Are there any good tricks to construct a heart of a t-structure? (I'm thinking on the derived category of coherent sheaves of some variety)

I'll start with the only one I know. If $(T,F)$ is a torsion pair on an abelian category $A$ then you can form the *tilt* inside $D(A)$.

By definition, the tilt is complexes in $D(A)$ such that the minus one cohomology lies in $T$ and the zeroth cohomology lies in $F$ and all other cohomology vanishes. Unfortunately this method is only good for hearts concentrated in two degrees.

An example of such a torsion pair is if you take $Ab$ the category of abelian groups, $T$ torsion groups and $F$ free groups. In any abelian group you can find the largest torsion subgroup and the quotient will be torsion free. This can be generalised to arbitrary integral domains and from that to arbitrary integral schemes, although the geometric meaning of the tilt (if there is one) escapes me.

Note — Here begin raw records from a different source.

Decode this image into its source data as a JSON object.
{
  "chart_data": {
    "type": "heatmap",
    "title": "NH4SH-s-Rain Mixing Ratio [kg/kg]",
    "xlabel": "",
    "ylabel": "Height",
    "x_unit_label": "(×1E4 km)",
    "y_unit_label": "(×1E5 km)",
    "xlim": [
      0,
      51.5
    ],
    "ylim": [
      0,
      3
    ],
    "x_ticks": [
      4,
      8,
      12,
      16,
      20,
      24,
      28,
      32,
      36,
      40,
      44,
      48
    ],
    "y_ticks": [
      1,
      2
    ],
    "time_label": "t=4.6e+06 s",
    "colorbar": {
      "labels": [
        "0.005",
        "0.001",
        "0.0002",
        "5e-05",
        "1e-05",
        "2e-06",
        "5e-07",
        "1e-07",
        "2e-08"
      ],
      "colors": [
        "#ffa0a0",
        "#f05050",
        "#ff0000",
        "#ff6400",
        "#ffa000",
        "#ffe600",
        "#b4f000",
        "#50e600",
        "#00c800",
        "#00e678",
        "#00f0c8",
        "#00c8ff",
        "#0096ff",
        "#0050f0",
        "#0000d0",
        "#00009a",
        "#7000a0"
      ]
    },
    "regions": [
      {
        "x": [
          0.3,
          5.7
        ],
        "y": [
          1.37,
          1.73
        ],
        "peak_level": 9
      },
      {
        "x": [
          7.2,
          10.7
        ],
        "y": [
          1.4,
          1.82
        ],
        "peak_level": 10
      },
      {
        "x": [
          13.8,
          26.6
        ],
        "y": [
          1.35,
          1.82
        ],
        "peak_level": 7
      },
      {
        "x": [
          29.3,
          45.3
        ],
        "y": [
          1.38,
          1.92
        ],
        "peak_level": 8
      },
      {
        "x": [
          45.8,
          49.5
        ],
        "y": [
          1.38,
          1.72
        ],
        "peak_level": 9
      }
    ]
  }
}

Another example is Bridgeland's category of perverse coherent sheaves, which can be defined as a tilt. I would be very interested in generalisations of Bridgeland's category. There is also a notion of perverse coherent sheaf by Bezrukavnikov, but from what I understand it is only useful with Artin stacks, as the jump in the dimension of the coarse space given by stabiliser groups is what allows interesting perversities. Comments on these latter perverse sheaves would also be very much appreciated, as I don't really understand the construction.